The next instrumental track, “It’s Not What It Seems” is another course of celebratory music. What I liked most about this song is that if were a taste, it would be a bubble tea or a pumpkin spice latte. The violin (or viola, I’m really not confident), spurs this parade of sparkling and calming veil. Breathing in that sound, along with the jazz drum arrangements and bass guitar, swells the listener’s mind with wonderment. Supposing this song had lyrics, I think it would be about a woman who society thinks is a certain way, but only she knows the truth. She’s confident enough in herself that she always holds her head up high.

Green takes on the Great American Songbook entry “Fly Me To The Moon (featuring Sean Jones”. Her take on the song is modern and she divvies up the juices a bit, letting the flavor squeeze out from the trumpet, the percussion and the guitars. Her voice is smoky, lowered in pitch, but never missing a beat. Green sings, “fly me to the moon, let me play among the stars, let me see what spring is like…” as if it were written by her and for her. One can’t help but be transported to a more innocent time, and the music bed illustrates that point further with the exuberant trumpet section.
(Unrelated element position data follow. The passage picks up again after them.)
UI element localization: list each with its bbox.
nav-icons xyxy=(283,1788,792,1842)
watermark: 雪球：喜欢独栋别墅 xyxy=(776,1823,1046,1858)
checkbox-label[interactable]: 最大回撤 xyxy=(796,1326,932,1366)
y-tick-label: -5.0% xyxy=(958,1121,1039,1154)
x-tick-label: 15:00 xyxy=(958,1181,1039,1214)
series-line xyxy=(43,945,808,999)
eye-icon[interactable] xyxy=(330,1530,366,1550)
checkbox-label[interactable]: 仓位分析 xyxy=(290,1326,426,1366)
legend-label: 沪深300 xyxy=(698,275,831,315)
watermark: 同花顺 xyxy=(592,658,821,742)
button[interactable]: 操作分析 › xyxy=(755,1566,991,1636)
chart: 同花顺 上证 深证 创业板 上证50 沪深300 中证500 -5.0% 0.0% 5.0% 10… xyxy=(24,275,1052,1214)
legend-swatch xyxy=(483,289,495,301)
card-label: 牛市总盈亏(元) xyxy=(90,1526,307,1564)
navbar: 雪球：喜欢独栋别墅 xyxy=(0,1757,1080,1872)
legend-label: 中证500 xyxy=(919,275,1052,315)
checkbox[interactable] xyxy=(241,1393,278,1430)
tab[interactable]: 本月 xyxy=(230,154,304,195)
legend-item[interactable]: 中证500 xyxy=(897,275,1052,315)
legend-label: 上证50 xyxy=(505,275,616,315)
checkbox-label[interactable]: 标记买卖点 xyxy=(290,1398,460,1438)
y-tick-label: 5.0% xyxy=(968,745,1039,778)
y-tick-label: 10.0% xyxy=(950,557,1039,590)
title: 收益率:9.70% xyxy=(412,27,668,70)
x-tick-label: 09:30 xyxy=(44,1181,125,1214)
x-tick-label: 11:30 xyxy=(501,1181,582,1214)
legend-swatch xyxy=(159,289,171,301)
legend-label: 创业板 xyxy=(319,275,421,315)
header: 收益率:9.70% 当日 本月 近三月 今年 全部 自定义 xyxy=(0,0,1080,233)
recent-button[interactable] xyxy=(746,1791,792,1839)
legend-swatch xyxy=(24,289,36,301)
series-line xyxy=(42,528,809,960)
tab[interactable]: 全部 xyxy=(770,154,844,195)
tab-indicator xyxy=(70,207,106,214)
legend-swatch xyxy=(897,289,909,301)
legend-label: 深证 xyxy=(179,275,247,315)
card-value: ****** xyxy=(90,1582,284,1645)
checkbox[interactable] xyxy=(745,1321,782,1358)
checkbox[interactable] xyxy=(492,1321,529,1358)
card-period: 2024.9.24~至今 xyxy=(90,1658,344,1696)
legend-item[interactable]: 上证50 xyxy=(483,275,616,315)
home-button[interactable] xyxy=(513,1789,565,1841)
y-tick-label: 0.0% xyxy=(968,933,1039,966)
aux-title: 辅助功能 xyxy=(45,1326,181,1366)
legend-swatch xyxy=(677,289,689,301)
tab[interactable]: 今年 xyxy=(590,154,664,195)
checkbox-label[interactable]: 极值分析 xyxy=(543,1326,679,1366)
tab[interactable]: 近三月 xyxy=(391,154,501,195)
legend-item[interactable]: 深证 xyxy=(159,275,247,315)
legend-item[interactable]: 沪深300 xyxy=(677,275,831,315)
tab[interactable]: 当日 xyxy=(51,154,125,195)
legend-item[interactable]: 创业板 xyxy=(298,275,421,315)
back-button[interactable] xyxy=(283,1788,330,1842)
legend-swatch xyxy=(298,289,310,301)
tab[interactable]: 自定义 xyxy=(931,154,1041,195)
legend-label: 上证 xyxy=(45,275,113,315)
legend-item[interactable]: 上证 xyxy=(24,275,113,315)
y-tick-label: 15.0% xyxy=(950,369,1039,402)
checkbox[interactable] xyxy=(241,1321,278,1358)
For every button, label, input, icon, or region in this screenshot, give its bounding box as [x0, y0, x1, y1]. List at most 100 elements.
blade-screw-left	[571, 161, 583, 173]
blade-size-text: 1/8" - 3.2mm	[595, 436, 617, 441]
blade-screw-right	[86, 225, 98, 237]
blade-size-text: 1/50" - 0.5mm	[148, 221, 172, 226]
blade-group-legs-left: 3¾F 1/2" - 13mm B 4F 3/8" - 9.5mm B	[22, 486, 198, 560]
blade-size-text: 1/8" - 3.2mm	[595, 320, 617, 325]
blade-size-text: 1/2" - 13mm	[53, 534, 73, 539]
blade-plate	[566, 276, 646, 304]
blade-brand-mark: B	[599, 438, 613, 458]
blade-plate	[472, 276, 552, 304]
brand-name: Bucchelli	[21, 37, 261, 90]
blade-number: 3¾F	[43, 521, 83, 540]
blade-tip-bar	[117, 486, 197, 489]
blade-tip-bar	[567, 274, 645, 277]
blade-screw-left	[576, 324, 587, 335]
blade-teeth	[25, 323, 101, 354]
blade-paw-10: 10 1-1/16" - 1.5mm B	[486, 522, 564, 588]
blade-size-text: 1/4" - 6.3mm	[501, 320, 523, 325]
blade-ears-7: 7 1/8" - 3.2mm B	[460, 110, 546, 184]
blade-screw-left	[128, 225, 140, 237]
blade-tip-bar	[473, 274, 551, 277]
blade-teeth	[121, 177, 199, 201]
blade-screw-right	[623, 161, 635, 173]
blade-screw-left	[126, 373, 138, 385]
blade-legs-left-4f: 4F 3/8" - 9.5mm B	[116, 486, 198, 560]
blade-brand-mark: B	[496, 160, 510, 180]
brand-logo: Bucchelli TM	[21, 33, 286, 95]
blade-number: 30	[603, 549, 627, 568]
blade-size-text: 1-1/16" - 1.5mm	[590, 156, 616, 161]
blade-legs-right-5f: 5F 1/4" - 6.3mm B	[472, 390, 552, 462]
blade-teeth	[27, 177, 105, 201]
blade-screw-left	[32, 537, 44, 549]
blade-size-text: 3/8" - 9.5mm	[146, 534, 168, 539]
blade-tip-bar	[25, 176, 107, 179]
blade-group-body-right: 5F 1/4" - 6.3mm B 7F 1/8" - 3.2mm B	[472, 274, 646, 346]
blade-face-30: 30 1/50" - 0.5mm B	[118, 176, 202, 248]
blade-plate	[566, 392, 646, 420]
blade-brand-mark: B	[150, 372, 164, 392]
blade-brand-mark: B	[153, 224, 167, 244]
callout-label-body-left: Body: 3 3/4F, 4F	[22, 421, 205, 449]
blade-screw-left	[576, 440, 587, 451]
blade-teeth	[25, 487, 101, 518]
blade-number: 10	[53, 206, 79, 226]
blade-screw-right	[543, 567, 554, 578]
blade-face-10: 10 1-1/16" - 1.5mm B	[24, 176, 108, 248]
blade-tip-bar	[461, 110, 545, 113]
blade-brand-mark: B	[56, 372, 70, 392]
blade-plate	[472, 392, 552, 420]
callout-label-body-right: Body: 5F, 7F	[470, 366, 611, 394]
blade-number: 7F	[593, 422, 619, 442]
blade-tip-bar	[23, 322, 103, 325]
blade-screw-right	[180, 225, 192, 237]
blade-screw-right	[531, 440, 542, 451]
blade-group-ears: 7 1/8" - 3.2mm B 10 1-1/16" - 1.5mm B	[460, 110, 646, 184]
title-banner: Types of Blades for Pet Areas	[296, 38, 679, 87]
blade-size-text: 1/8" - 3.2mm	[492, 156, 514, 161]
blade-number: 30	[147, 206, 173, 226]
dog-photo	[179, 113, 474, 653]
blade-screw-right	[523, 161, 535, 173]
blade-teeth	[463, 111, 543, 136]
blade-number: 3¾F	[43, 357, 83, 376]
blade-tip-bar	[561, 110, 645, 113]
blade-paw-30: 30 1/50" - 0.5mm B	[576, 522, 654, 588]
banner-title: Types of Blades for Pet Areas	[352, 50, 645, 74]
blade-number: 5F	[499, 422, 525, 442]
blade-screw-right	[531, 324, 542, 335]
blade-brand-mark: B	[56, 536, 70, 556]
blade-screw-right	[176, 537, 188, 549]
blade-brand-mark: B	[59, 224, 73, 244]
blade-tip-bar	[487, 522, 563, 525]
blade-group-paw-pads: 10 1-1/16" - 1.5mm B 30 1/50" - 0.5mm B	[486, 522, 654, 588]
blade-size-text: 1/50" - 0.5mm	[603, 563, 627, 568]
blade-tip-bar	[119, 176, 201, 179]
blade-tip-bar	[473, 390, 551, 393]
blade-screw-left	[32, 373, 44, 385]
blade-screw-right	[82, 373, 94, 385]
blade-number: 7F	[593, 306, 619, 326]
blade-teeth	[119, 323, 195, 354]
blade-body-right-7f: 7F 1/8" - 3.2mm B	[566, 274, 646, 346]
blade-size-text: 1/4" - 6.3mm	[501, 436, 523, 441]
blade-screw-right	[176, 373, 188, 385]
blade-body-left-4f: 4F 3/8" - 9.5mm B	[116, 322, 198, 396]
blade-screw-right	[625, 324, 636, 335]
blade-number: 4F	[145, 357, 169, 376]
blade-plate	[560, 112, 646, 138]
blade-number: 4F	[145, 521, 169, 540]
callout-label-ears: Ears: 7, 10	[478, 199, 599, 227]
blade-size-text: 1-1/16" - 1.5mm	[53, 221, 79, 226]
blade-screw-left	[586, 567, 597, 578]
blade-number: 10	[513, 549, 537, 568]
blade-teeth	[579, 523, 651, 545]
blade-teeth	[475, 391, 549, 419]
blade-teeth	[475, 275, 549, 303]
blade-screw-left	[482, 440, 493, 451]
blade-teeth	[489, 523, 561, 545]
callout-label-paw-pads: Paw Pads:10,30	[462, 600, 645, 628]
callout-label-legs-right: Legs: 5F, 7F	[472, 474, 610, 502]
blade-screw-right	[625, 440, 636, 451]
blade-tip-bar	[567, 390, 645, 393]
Track four, “Time” moves the band in yet another direction. This time, er, in this instance, the mood is sorrowful, but hopeful. The violin (again, it might be a viola), is wistful. It’s mixed at a higher level than “Soundcheck” and possesses lower notes. “The truth comes to light in time,” Green sings, as she laments over being cheated on. She’s not envious anymore – she has definitely moved on. This song, complete with the sound of a clock at the beginning, warps into a smooth jazz delight quickly. Wasting little time on the backing music, I found Green’s vocals to be just as emotional as they were in “Fly Me To The Moon”. She showed a different side to her artistry, not just with “Time”, but in each track on ReEnvisioned.